Dans l'église Saint-Jacques, les travaux continuent : l’entrée est réparée et les marches installées (le sol s’était affaissé lors du retrait du cimetière en 1855). En 1859, le curé en accord avec le conseil de fabrique fait appel à des dons des paroissiens et à un emprunt. En 1867, le gros œuvre est terminé et en 1870, l’intérieur est parachevé.

Le campanile est remplacé en 1875 par un clocher ogival, du style du 15e siècle.[3]

En 1925, en trois mois, le père Maurice Briault peint tout le faux triforium avec l’aide d’un peintre de Pontmain et de deux vicaires.

En 1926, un orgue Merklin de 1850[4] est installé sur la tribune dans l’abside.

En 1933, la vierge Notre-Dame-Saint-Martin du 14e siècle et qui venait de l’église Saint-Martin-du-Belley est dressée sur une stèle derrière le chœur.

En 1972, des pans de plâtre décollés par l’humidité menacent de s’effondrer.

En 1985 et 1988, des travaux sont entrepris. Les pierres des ouvertures réapparaissent, les vitraux sont remis à neuf et l’ancien maître-autel retrouve son aspect ancien après la restauration de son grand tabernacle.

En 2011, pour un euro symbolique, la commune achète l'orgue à la paroisse[4]. Il est restauré en 2013 et 2014, en même temps que la toiture, les chéneaux, les plâtres et la mezzanine, pour un coût de 240 000€. Le tout financé par un appel aux dons, la municipalité et la Fondation du patrimoine[4].
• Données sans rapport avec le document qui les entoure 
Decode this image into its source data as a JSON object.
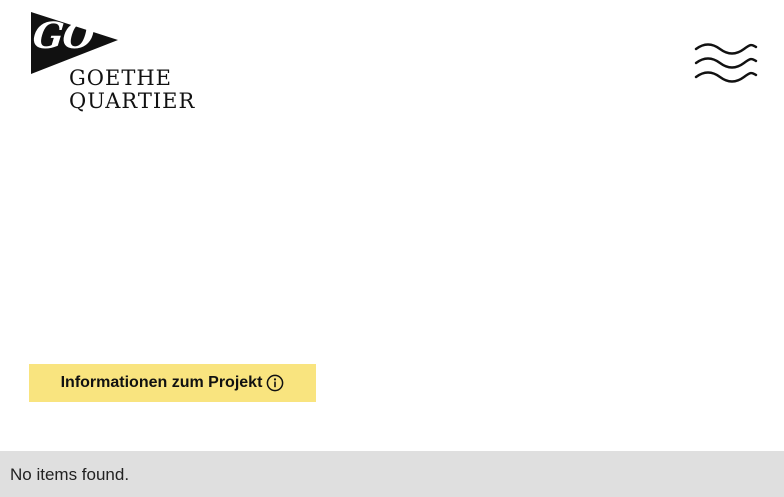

Dans la nuit du 5 au 6 novembre 2017, une partie de la voûte s'effondre [5]. L'orgue centenaire est sous les décombres [5].

Mobilier

  • Vierge à l'Enfant du 14e siècle, classée à titre d'objet monument historique le 13 avril 1904[6]
  • Nombreuses verrières figurées du 19e siècle et début du 20e.
  • Orgue Merklin de 1850

Notes et références

  1. 1,0 1,1 1,2 1,3 1,4 1,5 et 1,6 Abbé Auguste Lecanu, Histoire du diocèse de Coutances et Avranches depuis les temps les plus reculés jusqu'à nos jours: suivie des̀ Actes des saints et d'un tableau historique des paroisses du diocèse, Volume 2, Salettes, 1878, p. 290
  2. 2,0 2,1 2,2 2,3 2,4 et 2,5 Victor Ménard, Histoire de la ville et du château de Saint-James de Beuvron, impr. de A. Perrin, Avranches, 1891, p. 7- 10(lire en ligne)
  3. 3,0 et 3,1 Victor Ménard, Histoire de la ville et du château de Saint-James de Beuvron, impr. de A. Perrin, Avranches, 1891, p. 158, note de bas de page (lire en ligne)
  4. 4,0 4,1 et 4,2 Flora Gelot, « L'orgue détruit, consternation dans la Manche », Ouest-France, 9 novembre 2017
  5. 5,0 et 5,1 « Manche : le plafond de église s'écroule », Ouest-France, 7 novembre 2017.
  6. Notice n°PM50000981, base Palissy (mobilier), médiathèque de l'Architecture et du Patrimoine, ministère de la Culture.